Gross Domestic Product (GDP) Growth: This type of economic growth is measured by the increase in the market value of goods and services produced within a country over a specific period of time.
Nominal GDP Growth: Nominal GDP growth is similar to GDP growth, but it does not adjust for inflation.
Real GDP Growth: Real GDP growth is a measure of economic growth that takes inflation into account.
Per Capita GDP Growth: This type of economic growth is calculated by dividing the GDP of a country by its population. It is a measure of the average standard of living in a country.
Sectoral GDP Growth: Sectoral GDP growth measures the growth of a specific sector or industry within a country.
Purchasing Power Parity (PPP) GDP Growth: PPP GDP growth is a measure of economic growth that takes into account the purchasing power of a country's currency, compared to other currencies.
Human Development Index (HDI) Growth: HDI growth measures the growth of a country's human development, which takes into account factors such as education, healthcare, and standard of living.
Employment Growth: Employment growth measures the increase in the number of people employed within a country.
Wage Growth: This type of economic growth measures the increase in average wages within a country.
Trade Growth: Trade growth measures the increase in international trade and commerce between countries.
Productivity Growth: Productivity growth measures the increase in the efficiency of resource utilization within an economy.
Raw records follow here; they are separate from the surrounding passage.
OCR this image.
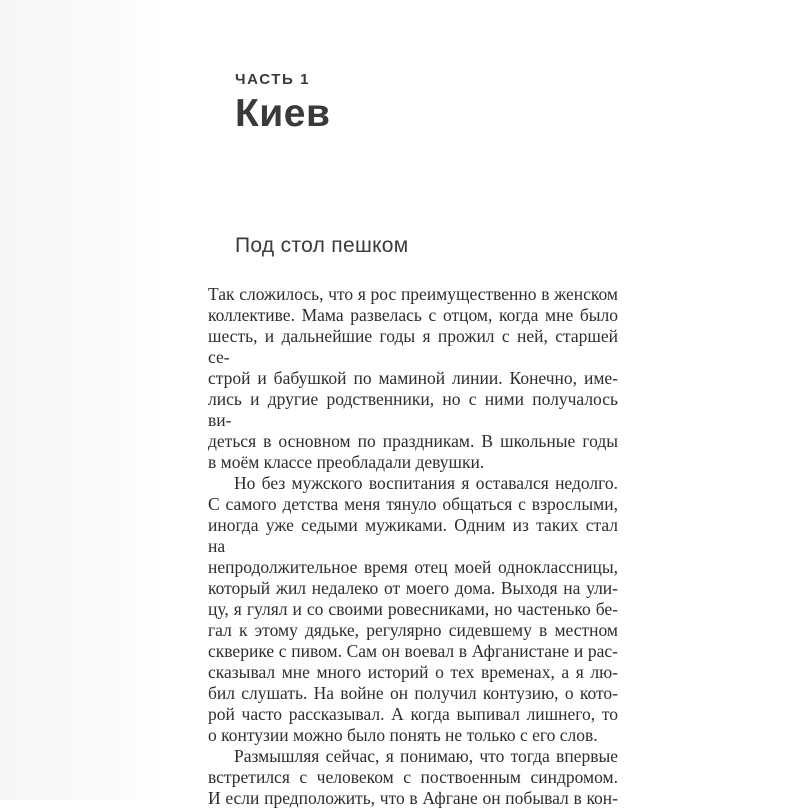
ЧАСТЬ 1
Киев
Под стол пешком
Так сложилось, что я рос преимущественно в женском
коллективе. Мама развелась с отцом, когда мне было
шесть, и дальнейшие годы я прожил с ней, старшей се-
строй и бабушкой по маминой линии. Конечно, име-
лись и другие родственники, но с ними получалось ви-
деться в основном по праздникам. В школьные годы
в моём классе преобладали девушки.
Но без мужского воспитания я оставался недолго.
С самого детства меня тянуло общаться с взрослыми,
иногда уже седыми мужиками. Одним из таких стал на
непродолжительное время отец моей одноклассницы,
который жил недалеко от моего дома. Выходя на ули-
цу, я гулял и со своими ровесниками, но частенько бе-
гал к этому дядьке, регулярно сидевшему в местном
скверике с пивом. Сам он воевал в Афганистане и рас-
сказывал мне много историй о тех временах, а я лю-
бил слушать. На войне он получил контузию, о кото-
рой часто рассказывал. А когда выпивал лишнего, то
о контузии можно было понять не только с его слов.
Размышляя сейчас, я понимаю, что тогда впервые
встретился с человеком с поствоенным синдромом.
И если предположить, что в Афгане он побывал в кон-
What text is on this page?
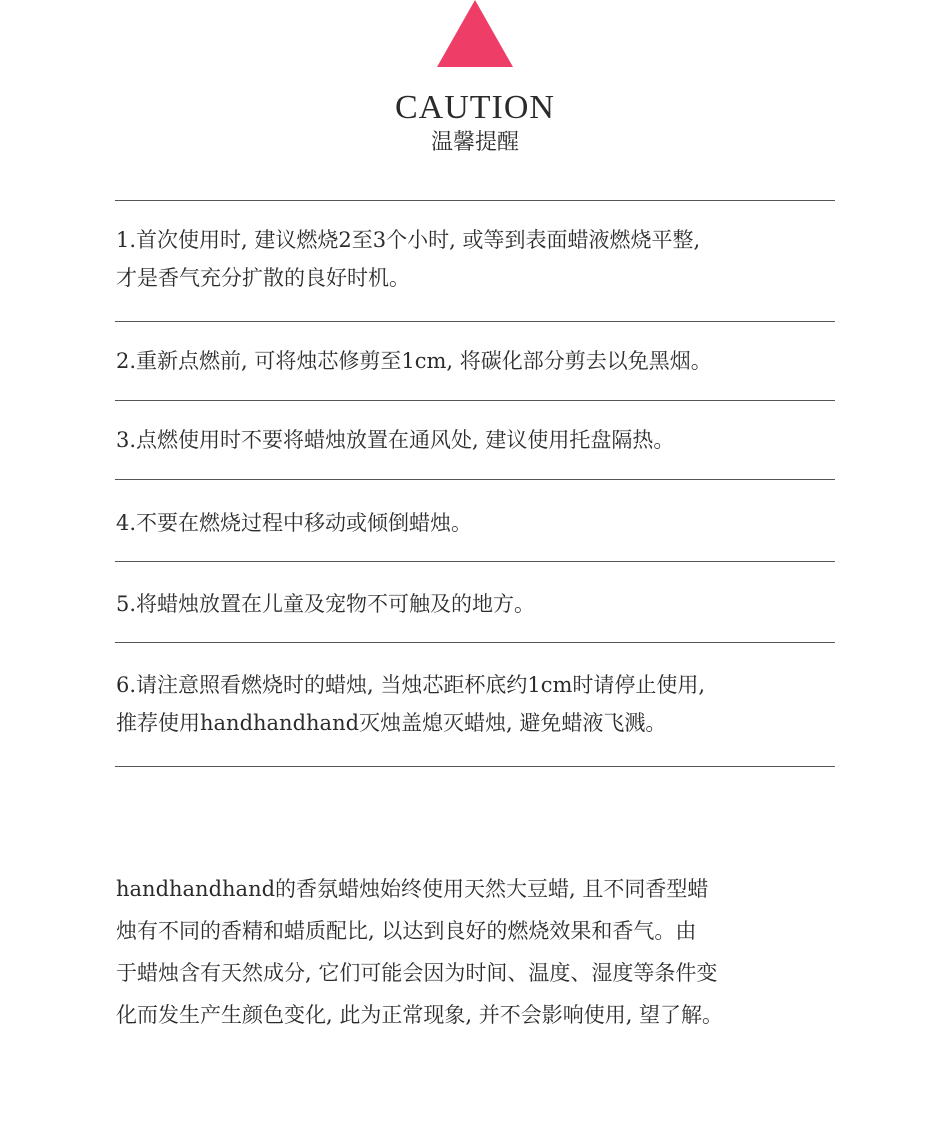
CAUTION
温馨提醒
1.首次使用时, 建议燃烧2至3个小时, 或等到表面蜡液燃烧平整,
才是香气充分扩散的良好时机。
2.重新点燃前, 可将烛芯修剪至1cm, 将碳化部分剪去以免黑烟。
3.点燃使用时不要将蜡烛放置在通风处, 建议使用托盘隔热。
4.不要在燃烧过程中移动或倾倒蜡烛。
5.将蜡烛放置在儿童及宠物不可触及的地方。
6.请注意照看燃烧时的蜡烛, 当烛芯距杯底约1cm时请停止使用,
推荐使用handhandhand灭烛盖熄灭蜡烛, 避免蜡液飞溅。
handhandhand的香氛蜡烛始终使用天然大豆蜡, 且不同香型蜡
烛有不同的香精和蜡质配比, 以达到良好的燃烧效果和香气。由
于蜡烛含有天然成分, 它们可能会因为时间、温度、湿度等条件变
化而发生产生颜色变化, 此为正常现象, 并不会影响使用, 望了解。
- "Statisticians conventionally measure such growth as the percent rate of increase in the real and nominal gross domestic product (GDP)."
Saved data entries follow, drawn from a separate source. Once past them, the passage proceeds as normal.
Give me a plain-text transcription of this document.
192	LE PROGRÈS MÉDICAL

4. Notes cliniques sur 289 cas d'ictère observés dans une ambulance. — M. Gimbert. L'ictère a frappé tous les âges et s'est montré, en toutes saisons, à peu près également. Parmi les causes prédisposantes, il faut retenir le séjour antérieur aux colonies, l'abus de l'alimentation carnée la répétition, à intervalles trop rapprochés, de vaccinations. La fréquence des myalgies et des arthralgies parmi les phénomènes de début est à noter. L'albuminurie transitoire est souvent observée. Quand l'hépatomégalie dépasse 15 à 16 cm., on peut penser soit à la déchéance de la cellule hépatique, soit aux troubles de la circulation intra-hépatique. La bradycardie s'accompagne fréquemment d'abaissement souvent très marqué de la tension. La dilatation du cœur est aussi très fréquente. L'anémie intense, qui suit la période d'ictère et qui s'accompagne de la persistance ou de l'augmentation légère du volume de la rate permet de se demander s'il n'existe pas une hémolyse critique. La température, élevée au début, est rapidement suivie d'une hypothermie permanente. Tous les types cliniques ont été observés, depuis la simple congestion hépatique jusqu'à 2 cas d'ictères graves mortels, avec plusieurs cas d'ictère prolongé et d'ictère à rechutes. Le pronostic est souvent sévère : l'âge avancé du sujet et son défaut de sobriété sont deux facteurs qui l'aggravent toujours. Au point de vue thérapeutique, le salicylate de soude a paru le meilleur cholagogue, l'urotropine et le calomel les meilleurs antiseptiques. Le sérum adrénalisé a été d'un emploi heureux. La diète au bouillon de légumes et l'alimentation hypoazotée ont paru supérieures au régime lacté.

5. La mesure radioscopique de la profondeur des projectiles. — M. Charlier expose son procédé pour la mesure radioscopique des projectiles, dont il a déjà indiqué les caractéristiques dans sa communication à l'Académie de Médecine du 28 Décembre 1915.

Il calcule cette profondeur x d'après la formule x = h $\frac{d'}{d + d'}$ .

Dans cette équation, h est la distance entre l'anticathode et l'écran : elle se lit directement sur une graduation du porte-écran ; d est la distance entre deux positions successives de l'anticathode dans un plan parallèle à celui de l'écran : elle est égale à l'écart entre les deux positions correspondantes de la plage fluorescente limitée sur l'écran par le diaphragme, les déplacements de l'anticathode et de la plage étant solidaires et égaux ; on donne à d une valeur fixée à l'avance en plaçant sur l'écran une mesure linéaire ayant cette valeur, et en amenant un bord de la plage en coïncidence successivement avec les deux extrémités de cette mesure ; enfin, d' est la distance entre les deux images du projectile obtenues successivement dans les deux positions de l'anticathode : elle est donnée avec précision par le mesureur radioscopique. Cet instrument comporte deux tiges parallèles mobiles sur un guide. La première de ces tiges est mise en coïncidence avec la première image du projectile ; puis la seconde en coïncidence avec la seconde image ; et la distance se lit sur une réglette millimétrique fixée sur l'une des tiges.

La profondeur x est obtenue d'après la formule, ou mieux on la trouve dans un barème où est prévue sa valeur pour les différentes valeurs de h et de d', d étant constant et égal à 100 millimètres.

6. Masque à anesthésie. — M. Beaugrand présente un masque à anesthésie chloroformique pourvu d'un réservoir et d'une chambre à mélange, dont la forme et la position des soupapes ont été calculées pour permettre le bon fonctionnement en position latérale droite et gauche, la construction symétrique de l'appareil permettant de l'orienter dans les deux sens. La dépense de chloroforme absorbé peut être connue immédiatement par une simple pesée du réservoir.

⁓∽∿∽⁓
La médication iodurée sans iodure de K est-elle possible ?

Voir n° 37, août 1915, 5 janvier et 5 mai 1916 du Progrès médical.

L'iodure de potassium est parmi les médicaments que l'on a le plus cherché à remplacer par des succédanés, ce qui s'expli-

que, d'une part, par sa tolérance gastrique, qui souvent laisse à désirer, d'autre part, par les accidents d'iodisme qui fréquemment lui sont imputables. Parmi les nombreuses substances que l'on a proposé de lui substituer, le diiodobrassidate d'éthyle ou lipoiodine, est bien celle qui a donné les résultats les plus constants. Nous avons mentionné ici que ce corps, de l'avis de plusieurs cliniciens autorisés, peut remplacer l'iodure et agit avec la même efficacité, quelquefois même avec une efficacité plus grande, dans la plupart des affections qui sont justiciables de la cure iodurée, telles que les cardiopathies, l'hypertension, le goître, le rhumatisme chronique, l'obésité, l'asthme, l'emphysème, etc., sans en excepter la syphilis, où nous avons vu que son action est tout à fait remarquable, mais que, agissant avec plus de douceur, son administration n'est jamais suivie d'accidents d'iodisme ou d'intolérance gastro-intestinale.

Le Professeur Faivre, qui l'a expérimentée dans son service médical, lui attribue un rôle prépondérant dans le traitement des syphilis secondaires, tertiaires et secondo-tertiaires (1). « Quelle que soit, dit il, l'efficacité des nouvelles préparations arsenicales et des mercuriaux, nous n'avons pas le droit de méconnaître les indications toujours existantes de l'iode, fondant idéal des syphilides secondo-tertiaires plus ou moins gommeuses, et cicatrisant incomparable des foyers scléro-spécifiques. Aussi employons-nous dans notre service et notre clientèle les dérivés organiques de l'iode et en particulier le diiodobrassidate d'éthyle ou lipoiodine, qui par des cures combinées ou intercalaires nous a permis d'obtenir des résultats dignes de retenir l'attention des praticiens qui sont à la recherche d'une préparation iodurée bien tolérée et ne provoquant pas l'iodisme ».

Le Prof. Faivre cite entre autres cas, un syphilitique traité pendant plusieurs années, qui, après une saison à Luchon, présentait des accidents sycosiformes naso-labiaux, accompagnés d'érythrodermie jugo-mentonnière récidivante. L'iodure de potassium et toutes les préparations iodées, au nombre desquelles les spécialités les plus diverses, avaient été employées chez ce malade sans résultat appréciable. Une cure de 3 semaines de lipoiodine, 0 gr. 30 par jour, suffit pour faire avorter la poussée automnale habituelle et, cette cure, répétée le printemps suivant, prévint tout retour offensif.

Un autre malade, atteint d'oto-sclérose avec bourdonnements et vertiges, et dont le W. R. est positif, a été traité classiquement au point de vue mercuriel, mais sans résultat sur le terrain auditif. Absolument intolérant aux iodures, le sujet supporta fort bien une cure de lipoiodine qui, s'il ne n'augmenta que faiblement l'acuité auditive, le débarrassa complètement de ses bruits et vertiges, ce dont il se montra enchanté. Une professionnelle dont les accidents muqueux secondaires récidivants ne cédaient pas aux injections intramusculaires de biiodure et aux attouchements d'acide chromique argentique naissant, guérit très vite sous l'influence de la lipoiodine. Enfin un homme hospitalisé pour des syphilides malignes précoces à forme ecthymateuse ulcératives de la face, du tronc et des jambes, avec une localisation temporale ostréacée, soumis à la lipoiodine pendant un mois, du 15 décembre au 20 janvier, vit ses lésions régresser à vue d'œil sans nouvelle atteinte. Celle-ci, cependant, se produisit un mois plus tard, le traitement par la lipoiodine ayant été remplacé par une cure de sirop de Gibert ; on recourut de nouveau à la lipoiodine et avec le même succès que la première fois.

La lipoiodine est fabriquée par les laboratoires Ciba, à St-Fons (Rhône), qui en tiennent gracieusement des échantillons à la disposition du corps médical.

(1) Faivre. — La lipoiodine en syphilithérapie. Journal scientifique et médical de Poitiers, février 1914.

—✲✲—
- "Growth is usually calculated in real terms – i.e., inflation-adjusted terms – to eliminate the distorting effect of inflation on the prices of goods produced."
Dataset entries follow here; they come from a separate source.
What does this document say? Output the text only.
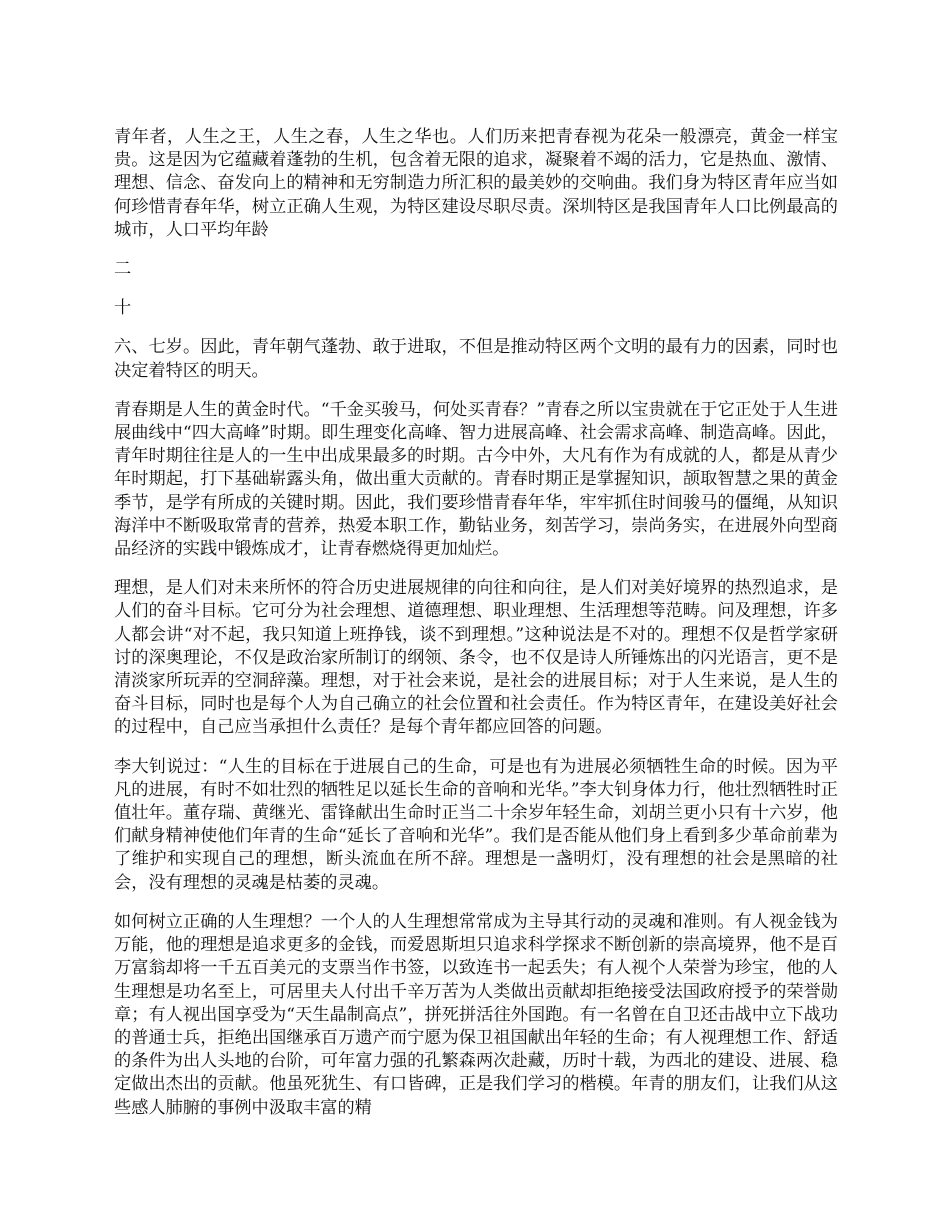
青年者，人生之王，人生之春，人生之华也。人们历来把青春视为花朵一般漂亮，黄金一样宝贵。这是因为它蕴藏着蓬勃的生机，包含着无限的追求，凝聚着不竭的活力，它是热血、激情、理想、信念、奋发向上的精神和无穷制造力所汇积的最美妙的交响曲。我们身为特区青年应当如何珍惜青春年华，树立正确人生观，为特区建设尽职尽责。深圳特区是我国青年人口比例最高的城市，人口平均年龄

二

十

六、七岁。因此，青年朝气蓬勃、敢于进取，不但是推动特区两个文明的最有力的因素，同时也决定着特区的明天。

青春期是人生的黄金时代。“千金买骏马，何处买青春？”青春之所以宝贵就在于它正处于人生进展曲线中“四大高峰”时期。即生理变化高峰、智力进展高峰、社会需求高峰、制造高峰。因此，青年时期往往是人的一生中出成果最多的时期。古今中外，大凡有作为有成就的人，都是从青少年时期起，打下基础崭露头角，做出重大贡献的。青春时期正是掌握知识，颉取智慧之果的黄金季节，是学有所成的关键时期。因此，我们要珍惜青春年华，牢牢抓住时间骏马的僵绳，从知识海洋中不断吸取常青的营养，热爱本职工作，勤钻业务，刻苦学习，崇尚务实，在进展外向型商品经济的实践中锻炼成才，让青春燃烧得更加灿烂。

理想，是人们对未来所怀的符合历史进展规律的向往和向往，是人们对美好境界的热烈追求，是人们的奋斗目标。它可分为社会理想、道德理想、职业理想、生活理想等范畴。问及理想，许多人都会讲“对不起，我只知道上班挣钱，谈不到理想。”这种说法是不对的。理想不仅是哲学家研讨的深奥理论，不仅是政治家所制订的纲领、条令，也不仅是诗人所锤炼出的闪光语言，更不是清淡家所玩弄的空洞辞藻。理想，对于社会来说，是社会的进展目标；对于人生来说，是人生的奋斗目标，同时也是每个人为自己确立的社会位置和社会责任。作为特区青年，在建设美好社会的过程中，自己应当承担什么责任？是每个青年都应回答的问题。

李大钊说过：“人生的目标在于进展自己的生命，可是也有为进展必须牺牲生命的时候。因为平凡的进展，有时不如壮烈的牺牲足以延长生命的音响和光华。”李大钊身体力行，他壮烈牺牲时正值壮年。董存瑞、黄继光、雷锋献出生命时正当二十余岁年轻生命，刘胡兰更小只有十六岁，他们献身精神使他们年青的生命“延长了音响和光华”。我们是否能从他们身上看到多少革命前辈为了维护和实现自己的理想，断头流血在所不辞。理想是一盏明灯，没有理想的社会是黑暗的社会，没有理想的灵魂是枯萎的灵魂。

如何树立正确的人生理想？一个人的人生理想常常成为主导其行动的灵魂和准则。有人视金钱为万能，他的理想是追求更多的金钱，而爱恩斯坦只追求科学探求不断创新的崇高境界，他不是百万富翁却将一千五百美元的支票当作书签，以致连书一起丢失；有人视个人荣誉为珍宝，他的人生理想是功名至上，可居里夫人付出千辛万苦为人类做出贡献却拒绝接受法国政府授予的荣誉勋章；有人视出国享受为“天生晶制高点”，拼死拼活往外国跑。有一名曾在自卫还击战中立下战功的普通士兵，拒绝出国继承百万遗产而宁愿为保卫祖国献出年轻的生命；有人视理想工作、舒适的条件为出人头地的台阶，可年富力强的孔繁森两次赴藏，历时十载，为西北的建设、进展、稳定做出杰出的贡献。他虽死犹生、有口皆碑，正是我们学习的楷模。年青的朋友们，让我们从这些感人肺腑的事例中汲取丰富的精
- "Measurement of economic growth uses national income accounting."
- "The economic growth-rates of countries are commonly compared using the ratio of the GDP to population (per-capita income)."
- "The 'rate of economic growth' refers to the geometric annual rate of growth in GDP between the first and the last year over a period of time."
- "Economists refer to economic growth caused by more efficient use of inputs (increased productivity of labor, of physical capital, of energy or of materials) as intensive growth."
- "In contrast, GDP growth caused only by increases in the amount of inputs available for use (increased population, for example, or new territory) counts as extensive growth."
- "Development of new goods and services also generates economic growth."
- "In the U.S., about 60% of consumer spending in 2013 went on goods and services that did not exist in 1869."
- "Growth is usually calculated in real terms – i.e., inflation-adjusted terms – to eliminate the distorting effect of inflation on the prices of goods produced."
- "This growth rate represents the trend in the average level of GDP over the period, and ignores any fluctuations in the GDP around this trend."
- "GDP growth caused only by increases in the amount of inputs available for use (increased population, for example, or new territory) counts as extensive growth."
- "The economic growth-rates of countries are commonly compared using the ratio of the GDP to population (per-capita income)."
- "Economists refer to economic growth caused by more efficient use of inputs (increased productivity of labor, of physical capital, of energy or of materials) as intensive growth."
- "Growth is usually calculated in real terms – i.e., inflation-adjusted terms – to eliminate the distorting effect of inflation on the prices of goods produced."
- "Measurement of economic growth uses national income accounting."
- "The 'rate of economic growth' refers to the geometric annual rate of growth in GDP between the first and the last year over a period of time."
- "GDP growth caused only by increases in the amount of inputs available for use (increased population, for example, or new territory) counts as extensive growth."
- "Development of new goods and services also generates economic growth."